Alguns dias depois, o meu guardanapo foi levado pelos ventos do tango e, numa respiração de acordeão, fui fulminada pelo raio da paixão em Buenos Aires… entre manifestações contra o Milei, Fernet com Coca e o pé do “Abaporu” de Tarsila do Amaral no museu, guiado pela vastidão do sol… morreu o meu tio Aurélio, o irmão mais velho da minha mãe, o primeiro a sair da nossa pequena aldeia da Beira interior para se tornar padre, e que sempre foi o impulso de expansão e o elo de ligação da minha família. Fiz o luto a pensar em São Francisco de Assis, patrono da ecologia e protetor dos animais, sobre quem tínhamos estado a falar ao telefone, antes dele piorar… nesse telefonema, o meu tio disse-me que tinha lido o meu livro de poemas, mas que não o tinha compreendido muito bem… e que por isso fez questão de o ler uma segunda vez. Embora eu não seja católica, entendia-me com ele quando falávamos de viagens e de fé. Pois se na vida há ciclos que se fecham, outros apenas se renovam, numa eterna dança com o sentido encerrado no mistério das coisas, a que precisamos voltar. A sorte de ter encontrado alguém que me viu e me sustentou, depois da dor da irresponsabilidade afetiva, como um punhal brilhante para sempre cravado na pedra do tempo. Mesmo se mais nada de bom acontecer este ano, tudo de bom já aconteceu este ano… risos, músicas em espanhol, cachoeiras atrás de grutas e pedras, a água da fonte primordial jorrando, caindo energicamente à nossa frente como um sinal de esperança… a bênção do benzedeiro da vila, protegendo o nosso corpo, rezas e unções para afastar o mal e a mordida de insetos, cobras, aranhas, morcegos. E se o Universo me devolveu o sorriso na Argentina, são agora vivas as cores na tela da minha imaginação sobre a pele… pois entre a neura do tabaco e os novos mantras do espetáculo, é com ele que eu ainda sigo, este ano. 
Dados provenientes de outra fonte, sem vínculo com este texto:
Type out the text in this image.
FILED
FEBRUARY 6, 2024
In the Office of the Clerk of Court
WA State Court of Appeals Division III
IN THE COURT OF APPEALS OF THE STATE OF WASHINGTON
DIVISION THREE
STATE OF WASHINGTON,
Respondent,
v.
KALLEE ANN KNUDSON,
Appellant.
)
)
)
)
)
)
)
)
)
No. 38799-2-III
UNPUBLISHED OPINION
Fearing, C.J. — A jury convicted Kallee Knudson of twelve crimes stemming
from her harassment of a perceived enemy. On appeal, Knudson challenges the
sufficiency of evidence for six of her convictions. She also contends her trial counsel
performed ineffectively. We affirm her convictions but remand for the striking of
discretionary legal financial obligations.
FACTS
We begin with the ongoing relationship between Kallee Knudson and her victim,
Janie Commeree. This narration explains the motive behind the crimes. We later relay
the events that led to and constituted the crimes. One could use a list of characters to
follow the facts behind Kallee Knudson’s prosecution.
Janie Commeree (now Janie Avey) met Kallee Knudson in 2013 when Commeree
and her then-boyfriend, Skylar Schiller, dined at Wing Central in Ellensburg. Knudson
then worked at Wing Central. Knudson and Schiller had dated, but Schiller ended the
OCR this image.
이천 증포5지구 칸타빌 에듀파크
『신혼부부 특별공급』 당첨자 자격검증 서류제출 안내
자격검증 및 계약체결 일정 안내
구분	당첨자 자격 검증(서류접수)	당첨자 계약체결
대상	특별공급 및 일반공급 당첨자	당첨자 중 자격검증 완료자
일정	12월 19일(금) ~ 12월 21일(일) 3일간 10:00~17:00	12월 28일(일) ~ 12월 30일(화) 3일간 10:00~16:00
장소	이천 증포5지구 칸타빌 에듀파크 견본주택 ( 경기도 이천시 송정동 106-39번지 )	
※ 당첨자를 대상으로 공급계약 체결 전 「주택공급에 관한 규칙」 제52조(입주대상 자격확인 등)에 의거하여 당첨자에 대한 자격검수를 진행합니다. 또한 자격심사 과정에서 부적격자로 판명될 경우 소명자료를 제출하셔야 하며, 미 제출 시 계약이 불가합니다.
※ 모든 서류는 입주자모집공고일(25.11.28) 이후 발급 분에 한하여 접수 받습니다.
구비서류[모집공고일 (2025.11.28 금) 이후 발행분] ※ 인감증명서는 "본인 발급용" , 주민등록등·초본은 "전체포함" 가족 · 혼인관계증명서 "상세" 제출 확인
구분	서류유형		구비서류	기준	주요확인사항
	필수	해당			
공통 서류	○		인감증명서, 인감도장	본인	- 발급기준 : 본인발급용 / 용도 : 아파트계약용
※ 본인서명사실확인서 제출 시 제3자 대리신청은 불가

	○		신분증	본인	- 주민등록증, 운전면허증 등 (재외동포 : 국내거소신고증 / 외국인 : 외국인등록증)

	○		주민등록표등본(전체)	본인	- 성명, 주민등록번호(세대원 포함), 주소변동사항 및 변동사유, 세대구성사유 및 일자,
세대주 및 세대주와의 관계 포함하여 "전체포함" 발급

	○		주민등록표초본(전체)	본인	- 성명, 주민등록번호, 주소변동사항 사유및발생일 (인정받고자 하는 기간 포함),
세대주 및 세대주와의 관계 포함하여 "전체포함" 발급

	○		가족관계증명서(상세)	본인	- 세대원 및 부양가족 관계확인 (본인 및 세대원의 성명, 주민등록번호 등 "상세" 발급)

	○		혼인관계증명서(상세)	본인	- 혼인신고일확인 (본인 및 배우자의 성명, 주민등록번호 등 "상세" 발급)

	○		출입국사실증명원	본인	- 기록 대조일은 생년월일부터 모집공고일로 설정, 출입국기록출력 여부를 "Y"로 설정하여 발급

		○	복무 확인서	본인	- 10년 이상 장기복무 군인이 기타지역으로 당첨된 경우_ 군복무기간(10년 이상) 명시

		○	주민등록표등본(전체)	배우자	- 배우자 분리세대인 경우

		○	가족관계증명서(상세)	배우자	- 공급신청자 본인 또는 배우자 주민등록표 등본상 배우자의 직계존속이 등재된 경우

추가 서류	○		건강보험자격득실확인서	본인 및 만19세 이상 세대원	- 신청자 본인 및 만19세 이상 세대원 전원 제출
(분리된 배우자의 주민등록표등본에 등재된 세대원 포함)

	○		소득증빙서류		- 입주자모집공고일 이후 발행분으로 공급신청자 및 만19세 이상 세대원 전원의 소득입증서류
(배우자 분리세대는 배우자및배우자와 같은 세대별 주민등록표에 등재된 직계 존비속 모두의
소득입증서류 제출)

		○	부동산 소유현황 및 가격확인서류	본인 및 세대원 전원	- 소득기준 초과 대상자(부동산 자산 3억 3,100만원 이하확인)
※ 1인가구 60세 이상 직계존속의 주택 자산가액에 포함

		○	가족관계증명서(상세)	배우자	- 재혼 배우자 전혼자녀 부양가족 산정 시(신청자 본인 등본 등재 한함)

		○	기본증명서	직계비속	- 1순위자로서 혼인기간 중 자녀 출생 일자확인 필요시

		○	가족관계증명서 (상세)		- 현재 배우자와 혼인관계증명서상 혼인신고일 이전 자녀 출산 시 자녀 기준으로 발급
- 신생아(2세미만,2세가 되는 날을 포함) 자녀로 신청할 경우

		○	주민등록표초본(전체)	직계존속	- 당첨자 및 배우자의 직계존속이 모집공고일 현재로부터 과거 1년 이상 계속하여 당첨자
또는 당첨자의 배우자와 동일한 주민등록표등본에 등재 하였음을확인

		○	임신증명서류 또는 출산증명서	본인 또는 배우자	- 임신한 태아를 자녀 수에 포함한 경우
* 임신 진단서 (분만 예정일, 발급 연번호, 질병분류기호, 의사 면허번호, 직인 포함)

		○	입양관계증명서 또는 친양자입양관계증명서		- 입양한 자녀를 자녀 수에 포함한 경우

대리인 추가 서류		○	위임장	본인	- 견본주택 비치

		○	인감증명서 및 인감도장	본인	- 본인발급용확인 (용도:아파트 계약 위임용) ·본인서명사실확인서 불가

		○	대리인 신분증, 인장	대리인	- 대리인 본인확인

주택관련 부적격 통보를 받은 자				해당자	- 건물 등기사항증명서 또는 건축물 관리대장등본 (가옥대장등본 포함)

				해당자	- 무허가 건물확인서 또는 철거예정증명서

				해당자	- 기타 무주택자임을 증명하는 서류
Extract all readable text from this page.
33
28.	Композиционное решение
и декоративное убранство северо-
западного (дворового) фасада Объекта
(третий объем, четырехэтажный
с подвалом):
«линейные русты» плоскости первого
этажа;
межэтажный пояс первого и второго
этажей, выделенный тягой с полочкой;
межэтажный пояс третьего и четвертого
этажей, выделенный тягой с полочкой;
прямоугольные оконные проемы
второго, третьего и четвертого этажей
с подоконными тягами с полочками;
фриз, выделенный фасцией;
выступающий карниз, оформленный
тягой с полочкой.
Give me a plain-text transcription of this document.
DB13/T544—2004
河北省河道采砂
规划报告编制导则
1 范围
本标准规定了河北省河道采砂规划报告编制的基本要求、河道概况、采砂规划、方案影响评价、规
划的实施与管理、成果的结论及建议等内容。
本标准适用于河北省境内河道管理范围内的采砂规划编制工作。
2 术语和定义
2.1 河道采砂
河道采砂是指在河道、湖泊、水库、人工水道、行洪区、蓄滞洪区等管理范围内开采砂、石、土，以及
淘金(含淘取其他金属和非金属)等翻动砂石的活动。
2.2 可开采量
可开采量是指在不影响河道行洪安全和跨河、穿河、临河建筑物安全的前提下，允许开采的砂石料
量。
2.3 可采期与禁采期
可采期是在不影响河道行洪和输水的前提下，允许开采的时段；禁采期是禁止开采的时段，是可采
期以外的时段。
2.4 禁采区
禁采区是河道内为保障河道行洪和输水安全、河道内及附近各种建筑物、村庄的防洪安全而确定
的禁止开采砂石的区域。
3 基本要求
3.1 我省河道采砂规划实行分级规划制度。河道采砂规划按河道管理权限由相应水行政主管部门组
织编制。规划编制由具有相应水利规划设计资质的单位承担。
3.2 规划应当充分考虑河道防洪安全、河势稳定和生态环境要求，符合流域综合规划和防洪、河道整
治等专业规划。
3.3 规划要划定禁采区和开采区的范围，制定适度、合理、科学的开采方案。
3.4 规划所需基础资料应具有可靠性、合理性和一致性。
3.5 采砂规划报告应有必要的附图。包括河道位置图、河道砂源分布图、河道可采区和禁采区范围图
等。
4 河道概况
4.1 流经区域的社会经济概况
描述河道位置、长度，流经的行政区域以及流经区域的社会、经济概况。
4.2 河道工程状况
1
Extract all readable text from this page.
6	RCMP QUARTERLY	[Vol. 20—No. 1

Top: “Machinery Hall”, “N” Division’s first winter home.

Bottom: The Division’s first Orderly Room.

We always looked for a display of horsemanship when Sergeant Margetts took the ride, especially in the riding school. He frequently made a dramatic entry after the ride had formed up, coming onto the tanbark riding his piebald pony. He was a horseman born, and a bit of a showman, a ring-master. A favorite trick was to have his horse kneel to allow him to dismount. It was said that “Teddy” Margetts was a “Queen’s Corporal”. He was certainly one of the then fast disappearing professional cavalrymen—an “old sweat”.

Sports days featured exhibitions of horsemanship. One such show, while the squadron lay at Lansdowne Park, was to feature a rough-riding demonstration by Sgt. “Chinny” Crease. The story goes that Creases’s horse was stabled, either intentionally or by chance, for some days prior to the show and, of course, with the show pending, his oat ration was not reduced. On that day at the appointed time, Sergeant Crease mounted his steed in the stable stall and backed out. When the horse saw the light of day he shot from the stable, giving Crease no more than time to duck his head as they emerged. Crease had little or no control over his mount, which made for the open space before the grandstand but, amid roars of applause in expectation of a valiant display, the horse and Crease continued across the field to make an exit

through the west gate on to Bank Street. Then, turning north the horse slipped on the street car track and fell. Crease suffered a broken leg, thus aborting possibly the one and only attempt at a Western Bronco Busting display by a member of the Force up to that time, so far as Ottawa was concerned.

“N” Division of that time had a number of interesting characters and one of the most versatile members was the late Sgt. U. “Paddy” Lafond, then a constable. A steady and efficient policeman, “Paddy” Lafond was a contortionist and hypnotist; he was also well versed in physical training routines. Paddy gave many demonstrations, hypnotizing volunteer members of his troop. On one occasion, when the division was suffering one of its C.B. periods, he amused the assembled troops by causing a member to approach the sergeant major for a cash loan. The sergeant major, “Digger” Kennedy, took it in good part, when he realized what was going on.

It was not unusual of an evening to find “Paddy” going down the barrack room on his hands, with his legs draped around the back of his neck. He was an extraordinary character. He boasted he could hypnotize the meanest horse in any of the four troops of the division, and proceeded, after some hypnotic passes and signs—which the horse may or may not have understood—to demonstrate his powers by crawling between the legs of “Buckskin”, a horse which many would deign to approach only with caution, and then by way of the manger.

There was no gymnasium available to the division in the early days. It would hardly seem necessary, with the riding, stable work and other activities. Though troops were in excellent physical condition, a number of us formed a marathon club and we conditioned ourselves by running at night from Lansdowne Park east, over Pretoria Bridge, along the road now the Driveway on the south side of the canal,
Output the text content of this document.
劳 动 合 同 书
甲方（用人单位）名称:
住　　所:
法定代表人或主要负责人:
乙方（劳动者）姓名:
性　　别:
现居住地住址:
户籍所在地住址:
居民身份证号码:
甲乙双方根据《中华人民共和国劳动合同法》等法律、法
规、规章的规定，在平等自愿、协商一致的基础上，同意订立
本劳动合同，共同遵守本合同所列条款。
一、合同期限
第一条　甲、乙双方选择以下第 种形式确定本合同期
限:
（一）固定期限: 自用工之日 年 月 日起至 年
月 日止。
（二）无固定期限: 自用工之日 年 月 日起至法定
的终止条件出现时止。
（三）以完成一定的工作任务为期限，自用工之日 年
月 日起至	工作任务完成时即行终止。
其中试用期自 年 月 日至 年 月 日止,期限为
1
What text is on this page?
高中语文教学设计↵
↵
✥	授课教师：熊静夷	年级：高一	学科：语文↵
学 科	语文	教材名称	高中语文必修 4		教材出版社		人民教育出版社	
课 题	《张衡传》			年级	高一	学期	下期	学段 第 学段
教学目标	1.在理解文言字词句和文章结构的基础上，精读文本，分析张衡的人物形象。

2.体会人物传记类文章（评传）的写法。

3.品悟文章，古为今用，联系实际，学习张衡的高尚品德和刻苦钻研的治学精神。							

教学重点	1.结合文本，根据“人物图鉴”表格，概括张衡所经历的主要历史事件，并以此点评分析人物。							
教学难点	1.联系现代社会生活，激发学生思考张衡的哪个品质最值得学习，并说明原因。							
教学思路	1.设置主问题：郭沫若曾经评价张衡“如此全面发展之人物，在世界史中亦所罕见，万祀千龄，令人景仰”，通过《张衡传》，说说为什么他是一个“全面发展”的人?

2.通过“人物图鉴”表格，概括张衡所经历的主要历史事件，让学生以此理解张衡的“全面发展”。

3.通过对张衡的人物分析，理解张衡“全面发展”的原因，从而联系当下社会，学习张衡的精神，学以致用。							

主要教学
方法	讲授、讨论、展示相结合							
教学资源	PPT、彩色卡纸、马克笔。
Talvez fazer cumprir um destino seja só a capacidade de permanecer com todas as nossas dúvidas e temores, com a nossa vulnerabilidade intacta? Insistir em olhar onde dói, e incluir o Outro? Mas talvez isso pressuponha a capacidade de valorizar antes de mais quem somos, e o que desejamos, independentemente de tudo o resto. Pois parece-me que uma coisa é a nossa potência… os desejos latentes, que ficam a pairar enquanto projeções ou ideais… outra é a sua concretização, quando eles ganham forma no tecido social, traduzidos pela linguagem… e ainda, como isso é recebido e devolvido pelos outros. E se isto se confunde e depende dos fatores por onde se forja e desdobra o privilégio, parece-me que o mais importante será ainda compreender e fortalecer esse lugar essencial que somos nós quando mais ninguém está a ver. 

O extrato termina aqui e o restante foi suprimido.